主に画像全体の加工を得意とするグラフィックソフトだ。pixel単位での修整やエリア選択によるマスキングを使った修整といった細かい操作ではなく、もう少し手軽に画像の加工を楽しみたい人にお勧めできる。切り抜きやリサイズ、傾き補正、赤目補正といっ機能は「fast」グループにまとめられ、基本的な編集だけなら、ここだけで対応できる。さらに「refine」には写真のクォリティを上げるための色補正やコントラスト補正といった機能があるが、トーンカーブの調整やヒストグラム表示といった機能は省かれているところからも、本格的なレタッチというよりは、使いやすさや楽しさを重視しているのかもしれない。
むしろ「Autodesk Pixlr」の本領は、「effect」「overlay」「border」などにまとめられたツール類にありそうだ。どれもかなり凝ったもので、例えば「border」に用意されているコマンドは、いかにも額縁をつけましたといわんばかりのありきたりなものではなく、縁がよれたりしみがついて「ヤレた」感じを表現したようなリアル感を加えるものや、写真用フィルムのパーフォレーション(送り穴)にコマの番号まで書き加えられたようなものなどもある。

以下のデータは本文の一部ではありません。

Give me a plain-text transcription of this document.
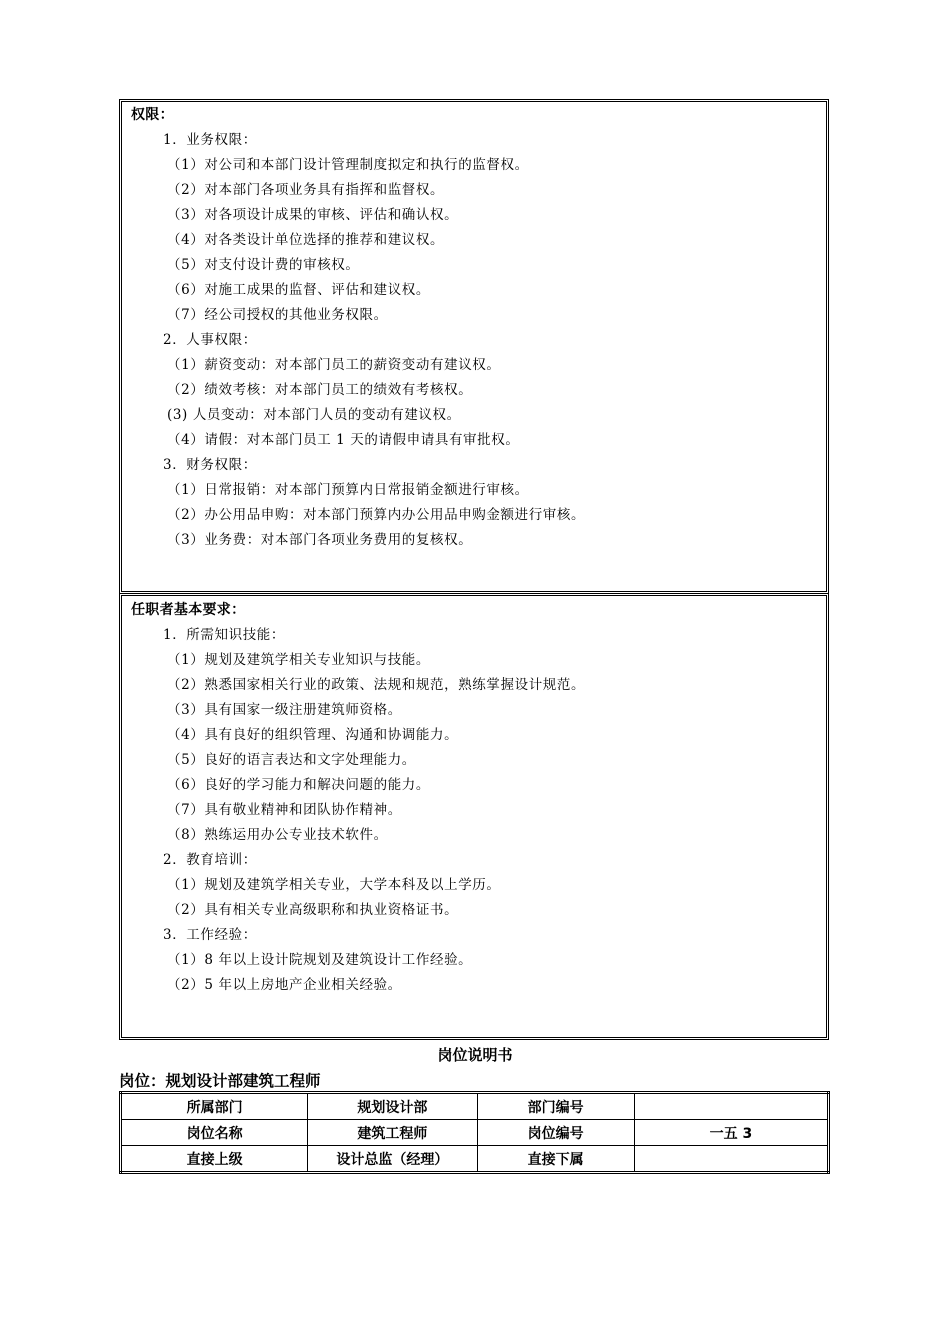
权限：
1．业务权限：
（1）对公司和本部门设计管理制度拟定和执行的监督权。
（2）对本部门各项业务具有指挥和监督权。
（3）对各项设计成果的审核、评估和确认权。
（4）对各类设计单位选择的推荐和建议权。
（5）对支付设计费的审核权。
（6）对施工成果的监督、评估和建议权。
（7）经公司授权的其他业务权限。
2．人事权限：
（1）薪资变动：对本部门员工的薪资变动有建议权。
（2）绩效考核：对本部门员工的绩效有考核权。
(3) 人员变动：对本部门人员的变动有建议权。
（4）请假：对本部门员工 1 天的请假申请具有审批权。
3．财务权限：
（1）日常报销：对本部门预算内日常报销金额进行审核。
（2）办公用品申购：对本部门预算内办公用品申购金额进行审核。
（3）业务费：对本部门各项业务费用的复核权。
任职者基本要求：
1．所需知识技能：
（1）规划及建筑学相关专业知识与技能。
（2）熟悉国家相关行业的政策、法规和规范，熟练掌握设计规范。
（3）具有国家一级注册建筑师资格。
（4）具有良好的组织管理、沟通和协调能力。
（5）良好的语言表达和文字处理能力。
（6）良好的学习能力和解决问题的能力。
（7）具有敬业精神和团队协作精神。
（8）熟练运用办公专业技术软件。
2．教育培训：
（1）规划及建筑学相关专业，大学本科及以上学历。
（2）具有相关专业高级职称和执业资格证书。
3．工作经验：
（1）8 年以上设计院规划及建筑设计工作经验。
（2）5 年以上房地产企业相关经验。
岗位说明书
岗位：规划设计部建筑工程师
所属部门	规划设计部	部门编号	
岗位名称	建筑工程师	岗位编号	一五 3
直接上级	设计总监（经理）	直接下属	
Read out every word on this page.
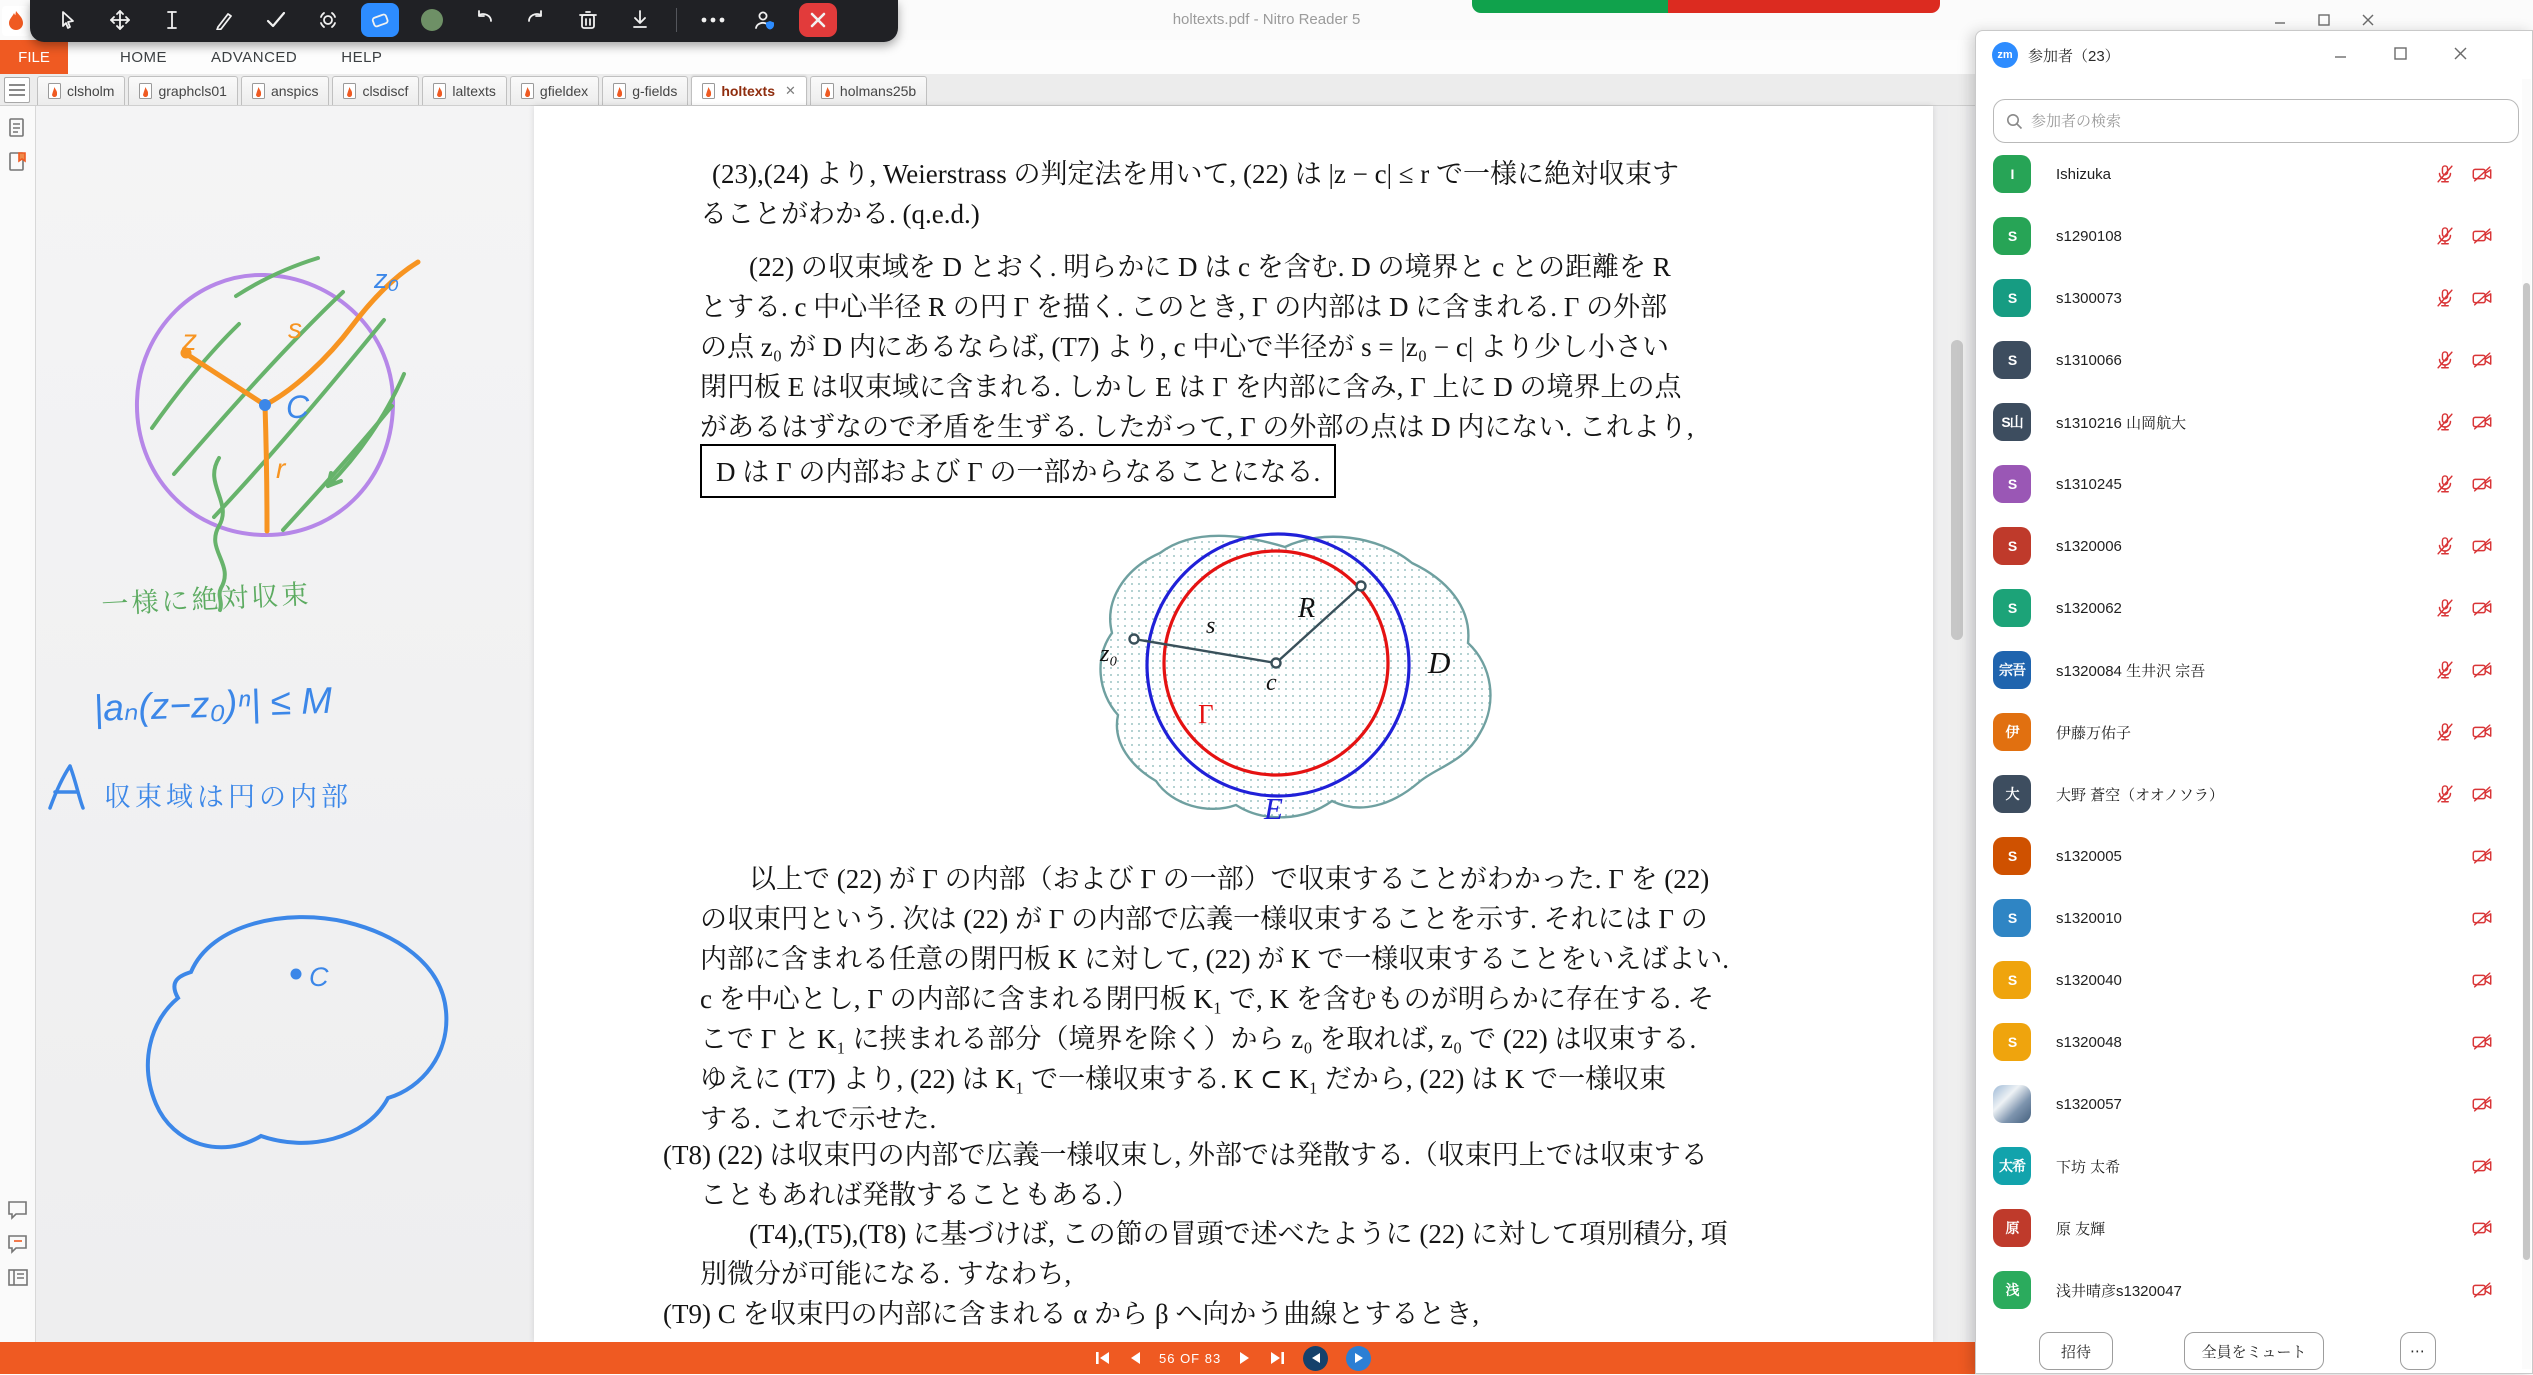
holtexts.pdf - Nitro Reader 5
FILE	HOME	ADVANCED	HELP
clsholm	graphcls01	anspics	clsdiscf	laltexts	gfieldex	g-fields	holtexts ✕	holmans25b
z	s
r
C
z₀
一様に絶対収束
|aₙ(z−z₀)ⁿ| ≤ M
収束域は円の内部
C
(23),(24) より, Weierstrass の判定法を用いて, (22) は |z − c| ≤ r で一様に絶対収束す
ることがわかる. (q.e.d.)
(22) の収束域を D とおく. 明らかに D は c を含む. D の境界と c との距離を R
とする. c 中心半径 R の円 Γ を描く. このとき, Γ の内部は D に含まれる. Γ の外部
の点 z₀ が D 内にあるならば, (T7) より, c 中心で半径が s = |z₀ − c| より少し小さい
閉円板 E は収束域に含まれる. しかし E は Γ を内部に含み, Γ 上に D の境界上の点
があるはずなので矛盾を生ずる. したがって, Γ の外部の点は D 内にない. これより,
D は Γ の内部および Γ の一部からなることになる.
R
s
z₀
c
Γ
D
E
以上で (22) が Γ の内部（および Γ の一部）で収束することがわかった. Γ を (22)
の収束円という. 次は (22) が Γ の内部で広義一様収束することを示す. それには Γ の
内部に含まれる任意の閉円板 K に対して, (22) が K で一様収束することをいえばよい.
c を中心とし, Γ の内部に含まれる閉円板 K₁ で, K を含むものが明らかに存在する. そ
こで Γ と K₁ に挟まれる部分（境界を除く）から z₀ を取れば, z₀ で (22) は収束する.
ゆえに (T7) より, (22) は K₁ で一様収束する. K ⊂ K₁ だから, (22) は K で一様収束
する. これで示せた.
(T8) (22) は収束円の内部で広義一様収束し, 外部では発散する.（収束円上では収束する
こともあれば発散することもある.）
(T4),(T5),(T8) に基づけば, この節の冒頭で述べたように (22) に対して項別積分, 項
別微分が可能になる. すなわち,
(T9) C を収束円の内部に含まれる α から β へ向かう曲線とするとき,
56 OF 83
zm	参加者（23）
参加者の検索
I	Ishizuka
S	s1290108
S	s1300073
S	s1310066
S山	s1310216 山岡航大
S	s1310245
S	s1320006
S	s1320062
宗吾	s1320084 生井沢 宗吾
伊	伊藤万佑子
大	大野 蒼空（オオノソラ）
S	s1320005
S	s1320010
S	s1320040
S	s1320048
s1320057
太希	下坊 太希
原	原 友輝
浅	浅井晴彦s1320047
招待	全員をミュート	⋯
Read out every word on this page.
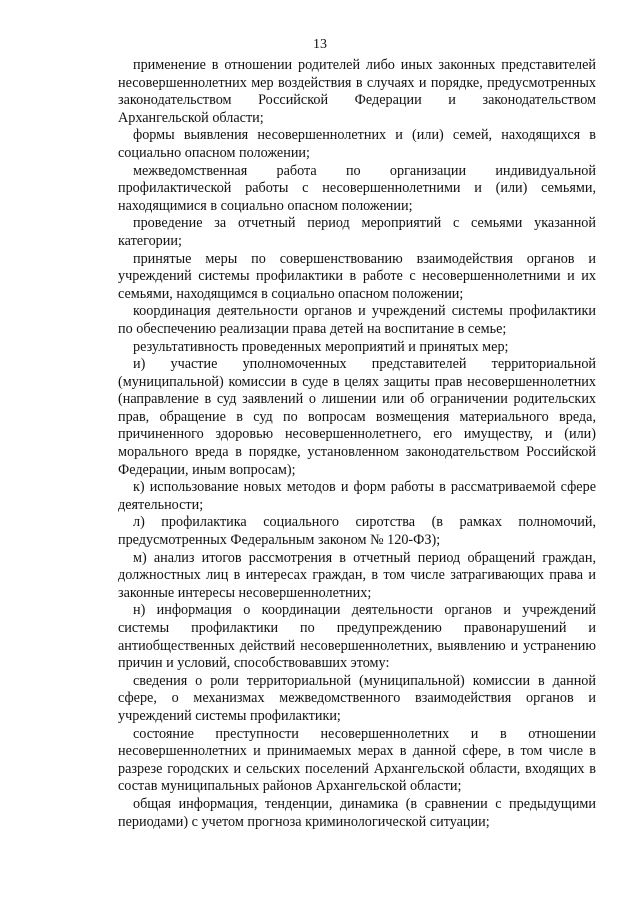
13

применение в отношении родителей либо иных законных представителей несовершеннолетних мер воздействия в случаях и порядке, предусмотренных законодательством Российской Федерации и законодательством Архангельской области;

формы выявления несовершеннолетних и (или) семей, находящихся в социально опасном положении;

межведомственная работа по организации индивидуальной профилактической работы с несовершеннолетними и (или) семьями, находящимися в социально опасном положении;

проведение за отчетный период мероприятий с семьями указанной категории;

принятые меры по совершенствованию взаимодействия органов и учреждений системы профилактики в работе с несовершеннолетними и их семьями, находящимся в социально опасном положении;

координация деятельности органов и учреждений системы профилактики по обеспечению реализации права детей на воспитание в семье;

результативность проведенных мероприятий и принятых мер;

и) участие уполномоченных представителей территориальной (муниципальной) комиссии в суде в целях защиты прав несовершеннолетних (направление в суд заявлений о лишении или об ограничении родительских прав, обращение в суд по вопросам возмещения материального вреда, причиненного здоровью несовершеннолетнего, его имуществу, и (или) морального вреда в порядке, установленном законодательством Российской Федерации, иным вопросам);

к) использование новых методов и форм работы в рассматриваемой сфере деятельности;

л) профилактика социального сиротства (в рамках полномочий, предусмотренных Федеральным законом № 120-ФЗ);

м) анализ итогов рассмотрения в отчетный период обращений граждан, должностных лиц в интересах граждан, в том числе затрагивающих права и законные интересы несовершеннолетних;

н) информация о координации деятельности органов и учреждений системы профилактики по предупреждению правонарушений и антиобщественных действий несовершеннолетних, выявлению и устранению причин и условий, способствовавших этому:

сведения о роли территориальной (муниципальной) комиссии в данной сфере, о механизмах межведомственного взаимодействия органов и учреждений системы профилактики;

состояние преступности несовершеннолетних и в отношении несовершеннолетних и принимаемых мерах в данной сфере, в том числе в разрезе городских и сельских поселений Архангельской области, входящих в состав муниципальных районов Архангельской области;

общая информация, тенденции, динамика (в сравнении с предыдущими периодами) с учетом прогноза криминологической ситуации;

一方、「effect」になると火炎や花火、ネオンサインっぽい光の軌跡などを合成したり、泡や花びら、鳥や蝶の図案などを淡いトーンで合成したりして、全体にサイケデリックな感じを出したりと、こちらもかなり凝ったものが多い。
さらに「stickers」では、イラストやピクトサイン的なシンボルなどが揃い、ペタペタとステッカーを貼っていく感じで楽しむこともできる。
手軽なお絵描き遊び用として使ってもよいし、豊富なツールを活かしてWeb用の素材画像や動画のタイトルバック作成用などに使ってみるのもおもしろそうだ。